Jap2-0 · on June 12, 2022

It looks like GCC and MSVC don't either, but ICC does.

dzaima · on June 12, 2022

good point on ICC! I've compared against it a couple times before, but never got any satisfying results so forgot about it.

Const-me · on June 12, 2022

I thing clang 13 has the best automatic vectorizer so far, yet it failed to do the job: https://godbolt.org/z/Y9796r1T1

This is despite unlike Java’s runtime, C++ compilers work offline, they don’t care too much about compilation speed, a JIT compiler simply doesn’t have time for expensive optimizations.

pron · on June 12, 2022

> a JIT compiler simply doesn’t have time for expensive optimizations

That is a common misconception, which might apply to some JIT compilers. For example, OpenJDK does not only need to compile only the hot methods, but even then it employs tiered compilation, where more powerful optimisations are made over time, and so the JIT can take as much time as needed (it runs concurrently with the already-compiled program) and has more profiling information than available to an AOT compiler. I.e. the same optimisation might be much quicker for a JIT than for an AOT compiler because the JIT doesn't need to do as deep an analysis of the program.

The advantage AOT compilers have over JITs is that they don't require warmup and they don't consume resources at runtime, but JITs have a greater potential for optimisation, and AOT compilers generally require more low-level information from the programmer to produce good code. There are various projects for caching JIT output and get something that's close to the best of both worlds.
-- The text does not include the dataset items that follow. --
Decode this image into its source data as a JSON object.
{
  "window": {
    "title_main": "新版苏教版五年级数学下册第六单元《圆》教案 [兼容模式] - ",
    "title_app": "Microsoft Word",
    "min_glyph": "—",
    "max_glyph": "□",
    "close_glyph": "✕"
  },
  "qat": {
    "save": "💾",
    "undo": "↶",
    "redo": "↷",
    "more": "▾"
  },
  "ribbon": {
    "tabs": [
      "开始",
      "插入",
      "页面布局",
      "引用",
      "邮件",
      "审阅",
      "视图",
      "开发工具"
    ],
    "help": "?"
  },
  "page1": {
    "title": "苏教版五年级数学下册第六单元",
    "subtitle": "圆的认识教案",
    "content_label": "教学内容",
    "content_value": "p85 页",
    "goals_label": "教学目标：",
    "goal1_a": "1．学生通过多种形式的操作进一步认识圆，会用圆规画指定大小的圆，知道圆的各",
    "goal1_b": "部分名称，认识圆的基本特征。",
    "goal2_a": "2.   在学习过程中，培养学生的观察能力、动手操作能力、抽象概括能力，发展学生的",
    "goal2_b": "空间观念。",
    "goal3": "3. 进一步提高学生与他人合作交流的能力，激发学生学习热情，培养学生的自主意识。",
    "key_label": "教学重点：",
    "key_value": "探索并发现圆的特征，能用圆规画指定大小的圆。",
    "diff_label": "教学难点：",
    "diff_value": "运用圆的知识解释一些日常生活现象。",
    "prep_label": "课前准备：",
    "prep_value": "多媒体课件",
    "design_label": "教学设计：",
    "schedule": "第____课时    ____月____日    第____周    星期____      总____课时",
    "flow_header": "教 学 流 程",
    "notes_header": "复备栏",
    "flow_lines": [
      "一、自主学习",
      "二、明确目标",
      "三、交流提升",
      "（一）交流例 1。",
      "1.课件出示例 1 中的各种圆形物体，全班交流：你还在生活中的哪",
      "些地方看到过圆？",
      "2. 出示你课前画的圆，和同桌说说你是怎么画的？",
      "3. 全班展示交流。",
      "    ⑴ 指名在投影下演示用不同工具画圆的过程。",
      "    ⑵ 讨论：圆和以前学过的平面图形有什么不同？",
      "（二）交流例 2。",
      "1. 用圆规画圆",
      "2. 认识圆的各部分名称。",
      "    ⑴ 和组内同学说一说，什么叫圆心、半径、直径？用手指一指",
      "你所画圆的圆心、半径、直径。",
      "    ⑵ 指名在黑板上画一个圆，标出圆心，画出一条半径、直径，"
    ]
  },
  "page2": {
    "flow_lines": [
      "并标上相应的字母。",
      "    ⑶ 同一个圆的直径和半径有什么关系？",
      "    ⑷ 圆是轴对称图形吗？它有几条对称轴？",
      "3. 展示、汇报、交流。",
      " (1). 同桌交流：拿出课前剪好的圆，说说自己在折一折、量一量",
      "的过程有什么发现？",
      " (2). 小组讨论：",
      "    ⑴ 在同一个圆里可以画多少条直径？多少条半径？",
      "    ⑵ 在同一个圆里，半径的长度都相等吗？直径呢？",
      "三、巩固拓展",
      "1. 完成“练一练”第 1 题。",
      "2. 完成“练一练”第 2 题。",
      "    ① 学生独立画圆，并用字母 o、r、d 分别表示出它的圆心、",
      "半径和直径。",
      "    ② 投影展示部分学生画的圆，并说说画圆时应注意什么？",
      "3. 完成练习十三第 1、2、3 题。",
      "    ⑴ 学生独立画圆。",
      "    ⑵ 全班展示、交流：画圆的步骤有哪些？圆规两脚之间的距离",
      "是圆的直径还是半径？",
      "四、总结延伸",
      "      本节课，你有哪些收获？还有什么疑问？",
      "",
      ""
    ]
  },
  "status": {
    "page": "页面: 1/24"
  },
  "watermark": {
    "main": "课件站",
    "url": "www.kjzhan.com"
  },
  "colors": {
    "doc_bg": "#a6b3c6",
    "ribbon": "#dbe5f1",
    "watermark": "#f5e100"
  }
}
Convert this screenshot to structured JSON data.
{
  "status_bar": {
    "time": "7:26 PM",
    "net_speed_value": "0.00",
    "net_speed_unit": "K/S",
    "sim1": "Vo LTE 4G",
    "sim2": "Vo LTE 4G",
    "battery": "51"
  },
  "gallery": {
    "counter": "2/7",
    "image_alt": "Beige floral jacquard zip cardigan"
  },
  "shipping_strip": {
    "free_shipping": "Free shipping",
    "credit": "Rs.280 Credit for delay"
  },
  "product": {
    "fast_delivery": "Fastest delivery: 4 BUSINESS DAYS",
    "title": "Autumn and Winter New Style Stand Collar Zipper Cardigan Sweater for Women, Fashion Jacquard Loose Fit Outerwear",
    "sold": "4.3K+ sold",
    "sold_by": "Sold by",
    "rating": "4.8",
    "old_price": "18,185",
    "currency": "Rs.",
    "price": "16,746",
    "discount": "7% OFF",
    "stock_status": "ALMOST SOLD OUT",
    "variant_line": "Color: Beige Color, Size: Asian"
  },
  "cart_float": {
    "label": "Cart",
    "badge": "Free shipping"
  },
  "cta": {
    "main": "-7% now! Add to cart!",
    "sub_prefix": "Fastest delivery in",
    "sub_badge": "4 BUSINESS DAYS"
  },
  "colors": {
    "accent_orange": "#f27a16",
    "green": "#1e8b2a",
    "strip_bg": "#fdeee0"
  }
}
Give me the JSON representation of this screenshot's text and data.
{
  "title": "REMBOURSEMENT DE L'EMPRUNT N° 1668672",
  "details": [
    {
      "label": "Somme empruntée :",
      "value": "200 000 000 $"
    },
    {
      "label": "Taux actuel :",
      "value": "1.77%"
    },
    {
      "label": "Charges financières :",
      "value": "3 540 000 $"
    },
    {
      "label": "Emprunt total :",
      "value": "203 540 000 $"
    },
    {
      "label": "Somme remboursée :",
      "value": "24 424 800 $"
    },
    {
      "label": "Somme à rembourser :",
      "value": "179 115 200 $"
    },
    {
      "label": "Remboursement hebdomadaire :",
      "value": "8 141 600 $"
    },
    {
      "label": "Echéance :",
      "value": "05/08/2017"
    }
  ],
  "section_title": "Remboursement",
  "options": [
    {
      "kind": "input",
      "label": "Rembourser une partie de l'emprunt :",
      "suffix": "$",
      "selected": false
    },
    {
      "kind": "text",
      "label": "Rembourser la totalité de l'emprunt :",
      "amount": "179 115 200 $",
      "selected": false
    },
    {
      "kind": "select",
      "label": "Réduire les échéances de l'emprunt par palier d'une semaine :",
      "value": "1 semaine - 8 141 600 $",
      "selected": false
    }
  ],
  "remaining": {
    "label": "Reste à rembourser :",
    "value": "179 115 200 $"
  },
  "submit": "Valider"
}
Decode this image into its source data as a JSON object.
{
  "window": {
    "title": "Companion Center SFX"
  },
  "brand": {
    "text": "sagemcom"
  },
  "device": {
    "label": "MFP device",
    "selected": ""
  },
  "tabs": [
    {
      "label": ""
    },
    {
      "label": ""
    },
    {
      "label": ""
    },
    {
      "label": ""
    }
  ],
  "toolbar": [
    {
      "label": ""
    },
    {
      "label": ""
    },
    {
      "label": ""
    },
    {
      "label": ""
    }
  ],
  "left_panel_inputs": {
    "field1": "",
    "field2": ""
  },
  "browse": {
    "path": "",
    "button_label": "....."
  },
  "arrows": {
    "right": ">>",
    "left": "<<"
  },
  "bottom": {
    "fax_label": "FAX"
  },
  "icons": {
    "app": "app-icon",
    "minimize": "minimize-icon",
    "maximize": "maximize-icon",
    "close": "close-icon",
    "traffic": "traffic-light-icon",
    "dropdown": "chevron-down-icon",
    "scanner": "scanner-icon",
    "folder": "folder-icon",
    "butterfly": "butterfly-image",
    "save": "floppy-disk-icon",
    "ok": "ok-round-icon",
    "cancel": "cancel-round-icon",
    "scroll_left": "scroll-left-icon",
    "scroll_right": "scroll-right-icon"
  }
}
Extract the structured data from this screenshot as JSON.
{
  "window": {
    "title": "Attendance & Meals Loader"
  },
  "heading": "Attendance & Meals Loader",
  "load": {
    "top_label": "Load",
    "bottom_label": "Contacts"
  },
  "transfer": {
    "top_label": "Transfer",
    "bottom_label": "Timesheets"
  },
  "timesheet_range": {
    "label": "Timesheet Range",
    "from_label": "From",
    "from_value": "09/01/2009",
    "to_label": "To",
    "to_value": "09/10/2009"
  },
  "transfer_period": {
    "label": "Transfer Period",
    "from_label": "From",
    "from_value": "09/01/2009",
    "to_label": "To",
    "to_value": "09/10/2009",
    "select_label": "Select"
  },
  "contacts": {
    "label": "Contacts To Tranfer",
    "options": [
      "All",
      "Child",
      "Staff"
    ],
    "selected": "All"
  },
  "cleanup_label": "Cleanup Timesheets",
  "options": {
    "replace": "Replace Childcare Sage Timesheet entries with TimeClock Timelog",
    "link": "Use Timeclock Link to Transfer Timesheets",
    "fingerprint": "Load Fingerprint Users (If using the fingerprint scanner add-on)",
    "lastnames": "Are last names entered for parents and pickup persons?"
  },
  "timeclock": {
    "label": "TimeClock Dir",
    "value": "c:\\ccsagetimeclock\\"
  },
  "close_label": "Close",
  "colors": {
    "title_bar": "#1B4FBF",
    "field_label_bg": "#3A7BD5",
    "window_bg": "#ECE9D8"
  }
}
Having said that, compilers aren't all developed on the same schedule, and different ones might prioritise different optimisations.

pjmlp · on June 12, 2022

Also another thing that critics forget is that all modern JVM implementations provide JIT caches with PGO feedback, so the quality of code can in theory be improved to some local maximum, after several runs.

.NET Framework 4.6 did provide some mechanism (MGO, Managed PGO), but did required calling into runtime APIs and was a bit clunky. Starting with .NET 6 they are using an approach more similar to the JVMs.

As far as I am aware, only Java (including the Android stepchild) and .NET ecosystems do have such JITs with PGO feedback between runs.

CHY872 · on June 12, 2022

Also, the JVM can frequently totally avoid compiling large swaths of the code (my methods ended up with about 10 uncommon traps in each method). https://shipilev.net/jvm/anatomy-quarks/29-uncommon-traps/

Someone · on June 12, 2022

I don’t see an easy way to vectorize those loops, given that the loop iterations have a dependency on idx1, respectively idx2.

Can you explain?

(Also, if you loop idx2 down from to, I think you need only one buffer and one System.arraycopy call, at the cost of no longer having a stable sort)

dzaima · on June 13, 2022

In AVX-512, there's an instruction vpcompressd, which literally does the equivalent of 16 iterations of that loop (the "store a subset of items to memory contiguously" part at least). The compiler would have to figure out how the conditional write & increment work together, but it's definitely possible as ICC manages to: https://godbolt.org/z/n68ca4aYe

For non-AVX-512, it gets more complicated to do the compression part, but you can still do it with a shuffle & lookup table of indexes from the mask.